New Ways to Practice Law

One of the first sessions at the ABA meeting had Tom Mighell and Nerino Petro, two legal tech experts, talking about using tablet computers in the practice of law. Essentially they took us through the competitors and their comparative advantages. 

(I must say one thing at the start: there was no wifi; there is no wifi at all at the ABA meeting. This is almost impossible to believe and very hard to understand today.)

Here’s how I understood what I heard.

Apple’s iPad is clearly in the lead. For one thing, Apple has an 18-month head start on the others, which means that there’s a large number of apps available to lawyers, something that’s not true for Android-based tablets. As well, the iPad got praised for its stability, long battery life, and available security settings. 

Android tablets have some real advantages, though, that are likely to give these machines the edge, when the apps start rolling in: they handle multi-tasking better than the iPad; unlike the iPad they have a file system; they accept flash drives; they run Flash; and the apps don’t have to come through a corporate bottleneck, as is the case with Apple’s App Store. I’d add that as yet, Apple has the edge so far as the hardware and their ability to stand behind it are concerned. 

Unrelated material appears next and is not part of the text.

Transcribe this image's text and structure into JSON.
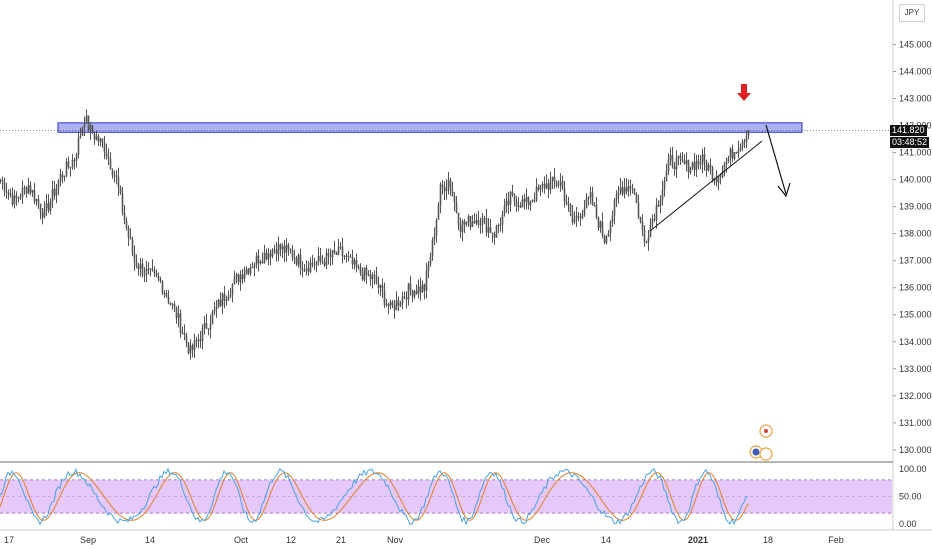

RIM, of course, has the PlayBook, but neither of the presenters had any familiarity with this new tablet, and so weren’t able to offer much by way of evaluation. 

A fourth player, still rare on the market, is Windows-based tablets. These have the obvious advantage of running exactly the same apps as you’d find on your Windows desktop. 

There was a lot of discussion of apps, essentially all iPad apps, that are specifically tailored to lawyers. I’ll make these the subject of another post later on today.

Comments

  1. Let me add that I’ve just learned that Tom Mighel’s book iPad in One Hour for Lawyers is now available as an e-book in the ABA Web Store. Oh, and you don’t have to have an iPad to read it.